Tutorial pbdR : Programming with Big Data in R

Date: 17&18 February, 2014

Place: Seminar Room 5 (D313) @ Institute of Statistical Mathematics

Organizer: URA station (Institute of Statistical Mathematics)

Speaker: Professor Dr. George Ostrouchov
(Senior Research Staff Member in the Scientific Data Group of the Computer Science and Mathematics Division at the Oak Ridge National Laboratory and Joint Faculty Professor of Statistics at the University of Tennessee and the Joint Institute for Computational Sciences)

Program

【17 (Monday)】

10:30-12:00
Talk:Elevating R to Supercomputers with Scalable Libraries

13:30-14:25
Tutorial 1: Introduction

14:30-15:25
Tutorial 2: Introduction to MPI and its simplified use via pbdMPI

15:45-16:45
Tutorial 3: Parallel data input

【18 (Tuesday)】

10:00-10:55
Tutorial 4: Introduction to distributed matrices

11:00-11:55
Tutorial 5: Examples using distributed matrix methods

Abstract

Talk: Elevating R to Supercomputers with Scalable Libraries
The pbdR collection of packages elevates a large portion of the R programming language to very large distributed platforms using scalable HPC libraries and ease of programming infrastructure. This infrastructure can be used in combination with other parallel concepts in R to handle truly large data. We have benchmarked our tools to 50,000 cores on the University of Tennessee Kraken supercomputer, performing statistical operations on terabytes of data in seconds. This talk will give an overview of the infrastructure and of the concepts used in its development.

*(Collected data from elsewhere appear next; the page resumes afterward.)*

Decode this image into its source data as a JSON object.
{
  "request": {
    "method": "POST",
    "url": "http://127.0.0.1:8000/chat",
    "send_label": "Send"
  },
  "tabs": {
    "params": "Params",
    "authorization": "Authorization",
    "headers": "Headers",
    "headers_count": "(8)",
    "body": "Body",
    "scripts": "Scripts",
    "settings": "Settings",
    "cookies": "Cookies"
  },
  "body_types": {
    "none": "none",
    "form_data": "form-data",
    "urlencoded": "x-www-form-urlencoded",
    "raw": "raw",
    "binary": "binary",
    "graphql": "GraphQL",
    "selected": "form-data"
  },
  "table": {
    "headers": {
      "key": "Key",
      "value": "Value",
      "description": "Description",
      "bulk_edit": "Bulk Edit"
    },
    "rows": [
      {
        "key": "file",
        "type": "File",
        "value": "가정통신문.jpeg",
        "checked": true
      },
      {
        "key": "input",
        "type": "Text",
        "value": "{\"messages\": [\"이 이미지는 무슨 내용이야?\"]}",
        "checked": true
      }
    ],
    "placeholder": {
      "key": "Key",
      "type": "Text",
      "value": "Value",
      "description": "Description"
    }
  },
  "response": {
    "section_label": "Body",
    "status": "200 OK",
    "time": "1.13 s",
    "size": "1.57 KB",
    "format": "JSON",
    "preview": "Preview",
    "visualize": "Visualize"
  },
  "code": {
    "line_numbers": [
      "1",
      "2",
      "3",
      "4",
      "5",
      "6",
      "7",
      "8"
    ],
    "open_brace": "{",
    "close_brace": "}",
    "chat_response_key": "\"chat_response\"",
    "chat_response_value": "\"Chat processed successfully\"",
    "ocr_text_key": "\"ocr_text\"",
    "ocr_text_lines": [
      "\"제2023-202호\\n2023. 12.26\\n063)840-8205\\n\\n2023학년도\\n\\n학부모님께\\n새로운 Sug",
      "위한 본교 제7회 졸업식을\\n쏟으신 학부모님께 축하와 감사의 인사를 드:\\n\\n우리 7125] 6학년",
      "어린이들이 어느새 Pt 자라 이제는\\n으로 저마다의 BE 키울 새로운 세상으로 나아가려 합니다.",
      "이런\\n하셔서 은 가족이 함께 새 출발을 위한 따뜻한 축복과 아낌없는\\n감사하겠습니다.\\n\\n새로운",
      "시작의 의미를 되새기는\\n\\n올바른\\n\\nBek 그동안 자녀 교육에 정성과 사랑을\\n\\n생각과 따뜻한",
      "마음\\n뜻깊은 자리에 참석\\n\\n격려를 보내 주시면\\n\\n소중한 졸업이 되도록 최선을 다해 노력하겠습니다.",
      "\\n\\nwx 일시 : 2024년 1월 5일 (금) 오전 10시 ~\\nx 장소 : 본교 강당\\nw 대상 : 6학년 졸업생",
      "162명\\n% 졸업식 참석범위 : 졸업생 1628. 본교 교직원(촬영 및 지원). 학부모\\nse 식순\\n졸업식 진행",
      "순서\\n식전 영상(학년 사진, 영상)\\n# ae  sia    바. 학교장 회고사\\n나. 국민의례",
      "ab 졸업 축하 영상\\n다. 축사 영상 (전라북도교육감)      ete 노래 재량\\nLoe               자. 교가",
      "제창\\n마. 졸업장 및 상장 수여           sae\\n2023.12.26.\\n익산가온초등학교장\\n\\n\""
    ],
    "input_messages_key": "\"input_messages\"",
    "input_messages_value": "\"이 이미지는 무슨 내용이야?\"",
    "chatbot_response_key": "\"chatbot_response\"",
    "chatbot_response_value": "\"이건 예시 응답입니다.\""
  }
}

Tutorial: pbdR: Programming with Big Data in R

Brief Description:
The tutorial will introduce attendees to high performance computing concepts for dealing with big data using R, particularly on large distributed platforms. We will describe the use of the "programming with big data in R"
(pbdR) package ecosystem (see r-pbd.org) by presenting several examples of varying complexity. Our packages provide infrastructure to use and develop advanced parallel R scripts that scale to tens of thousands of cores on supercomputers but also provide simple parallel solutions for multicore laptops.
The packages are described in a textbook-style vignette associated with our package pbdDEMO. This tutorial will follow many of the examples presented in the document, which we continue to update.

Detailed Tutorial Outline:
* Introduction
A quick overview of R's parallel capabilities, briefly discussing some of the merits and downsides to these approaches. Additionally, we will provide a cursory summary of parallel hardware and R's place in this confusing spectrum. We then conclude this portion of the tutorial with a discussion of the major pbdR paradigms, namely batch programming and the single program/multiple data (SPMD) model.

* Introduction to MPI and its simplified use via pbdMPI.
A brief introduction to our high-level approach to MPI programming. Most of the time will be spent studying examples where we apply pbdMPI to solve common statistical problems, including Monte Carlo simulation, linear regression, and cluster analysis. This is taught with an SPMD style of parallel programming which is by far the most common programming style in supercomputing.

* Parallel data input.
Truly large data sets must be treated in parallel beginning with data input. We introduce some basic concepts on how to read data in parallel with our pbdMPI and pbdNCDF4 packages.

* Introduction to distributed matrices.
The pros and cons of using this higher abstraction. Data management issues, such as redistributing in-memory data, will be discussed at length.

* Examples using distributed matrix methods.
Revisit some of the earlier examples, such as linear regression, but also offer some new examples, such as principal components analysis and data redistribution for plotting.

Background knowledge required and potential attendees:
Basic knowledge of R, need to handle very large data, and an interest in working on large computing platforms.